Il Partito Socialista sezione di Locarno condivide il voto positivo del Consiglio comunale ai due naturalizzandi che la maggioranza della Commissione della Legislazione avrebbe voluto bocciare "senza validi motivi". Al contempo il PS si dice molto preoccupato "per la direzione che ha preso una parte della Commissione stessa nella valutazione soggettiva e basata soprattutto su percezioni del momento, circa il grado d’integrazione".

In questo caso il Partito Socialista non si esprime da un punto di vista partitico, ma per salvaguardare le garanzie procedurali previste dalla Costituzione che prevedono per il richiedente il diritto ad essere sentito e soprattutto l’obbligo da parte della Commissione di esplicitare le decisioni.

Per il PS, "non si tratta quindi di concedere o addirittura regalare passaporto a destra e a manca come qualcuno sostiene, ma semplicemente di rispettare la legislazione federale in materia, che piaccia o no".

Secondo il PS la maggioranza della Commissione della Legislazione ha "travalicato quelli che sono i suoi compiti istituzionali". 

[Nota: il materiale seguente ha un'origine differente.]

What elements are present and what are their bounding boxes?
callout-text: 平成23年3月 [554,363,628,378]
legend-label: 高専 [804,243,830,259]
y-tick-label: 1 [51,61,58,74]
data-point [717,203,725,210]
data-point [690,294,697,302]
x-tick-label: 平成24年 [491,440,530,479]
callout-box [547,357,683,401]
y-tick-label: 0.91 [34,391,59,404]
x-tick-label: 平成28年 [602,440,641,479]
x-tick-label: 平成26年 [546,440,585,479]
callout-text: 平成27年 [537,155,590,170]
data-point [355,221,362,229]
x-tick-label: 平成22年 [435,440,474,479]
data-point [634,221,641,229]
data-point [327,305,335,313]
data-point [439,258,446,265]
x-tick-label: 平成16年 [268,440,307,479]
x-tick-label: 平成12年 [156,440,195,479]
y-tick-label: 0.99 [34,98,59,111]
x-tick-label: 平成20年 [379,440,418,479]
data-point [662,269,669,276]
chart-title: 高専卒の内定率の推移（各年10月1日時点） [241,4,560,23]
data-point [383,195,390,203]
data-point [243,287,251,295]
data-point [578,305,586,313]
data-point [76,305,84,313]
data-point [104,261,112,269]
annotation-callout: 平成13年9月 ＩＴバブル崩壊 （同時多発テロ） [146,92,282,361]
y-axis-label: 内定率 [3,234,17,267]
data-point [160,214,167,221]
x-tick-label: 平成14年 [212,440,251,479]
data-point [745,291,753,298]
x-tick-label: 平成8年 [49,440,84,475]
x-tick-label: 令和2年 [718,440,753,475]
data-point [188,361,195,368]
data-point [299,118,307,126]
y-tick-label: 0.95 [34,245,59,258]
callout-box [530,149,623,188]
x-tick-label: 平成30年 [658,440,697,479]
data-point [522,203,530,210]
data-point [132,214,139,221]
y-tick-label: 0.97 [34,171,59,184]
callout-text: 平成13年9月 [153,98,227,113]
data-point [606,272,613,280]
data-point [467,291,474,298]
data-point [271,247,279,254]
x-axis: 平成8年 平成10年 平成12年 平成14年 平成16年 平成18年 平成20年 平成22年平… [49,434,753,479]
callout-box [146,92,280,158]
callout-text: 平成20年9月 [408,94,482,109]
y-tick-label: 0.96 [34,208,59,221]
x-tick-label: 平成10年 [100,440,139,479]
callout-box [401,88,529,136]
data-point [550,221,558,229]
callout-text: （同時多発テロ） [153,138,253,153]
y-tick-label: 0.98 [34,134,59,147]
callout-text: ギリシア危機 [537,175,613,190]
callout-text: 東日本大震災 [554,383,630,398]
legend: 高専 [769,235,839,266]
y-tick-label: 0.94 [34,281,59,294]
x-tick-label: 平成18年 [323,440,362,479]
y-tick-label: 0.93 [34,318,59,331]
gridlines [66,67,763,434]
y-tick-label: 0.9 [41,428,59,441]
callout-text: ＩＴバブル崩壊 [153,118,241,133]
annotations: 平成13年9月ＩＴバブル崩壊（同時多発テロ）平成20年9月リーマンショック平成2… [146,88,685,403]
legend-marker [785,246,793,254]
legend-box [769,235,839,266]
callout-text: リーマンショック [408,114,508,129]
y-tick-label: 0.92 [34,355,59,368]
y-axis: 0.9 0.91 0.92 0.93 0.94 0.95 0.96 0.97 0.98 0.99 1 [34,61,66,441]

"Secondo il Tribunale Federale la procedura di naturalizzazione deve rappresentare un atto amministrativo, mentre nel caso in questione gli si è voluta dare una connotazione politica giungendo persino a giudicare scelte educative e di opportunità personali che nulla hanno a che fare con il grado di integrazione".

"Il fatto poi di penalizzare che intende voler mantenere il doppio passaporto è in palese contraddizione con i principi di naturalizzazione che ritengono invece un valore aggiunto poter contare sulla doppia appartenenza, come ben sottolineato nell’apprezzato intervento in Consiglio comunale dal Municipale liberale Niccolò Salvioni, così come appaiono pure inadeguate tutte quelle domande che vanno a ledere la libertà personale e di coscienza".

"Il voto positivo del Consiglio comunale sostenuto anche dal parere del Municipio, al quale compete l’istruzione dei dossiers che portano poi al Messaggio Municipale, deve far riflettere e soprattutto deve rappresentare un monito alla maggioranza della Commissione della Legislazione che questo modo di procedere non è accettabile e che quindi urge una modifica di rotta atta a garantire a tutti i candidati alla naturalizzazione un equo trattamento, senza prevaricare i diritti garantiti dalle leggi".

Il PS si chiede infine "se parte di questa Commissione sia ancora in grado di svolgere al meglio il proprio compito".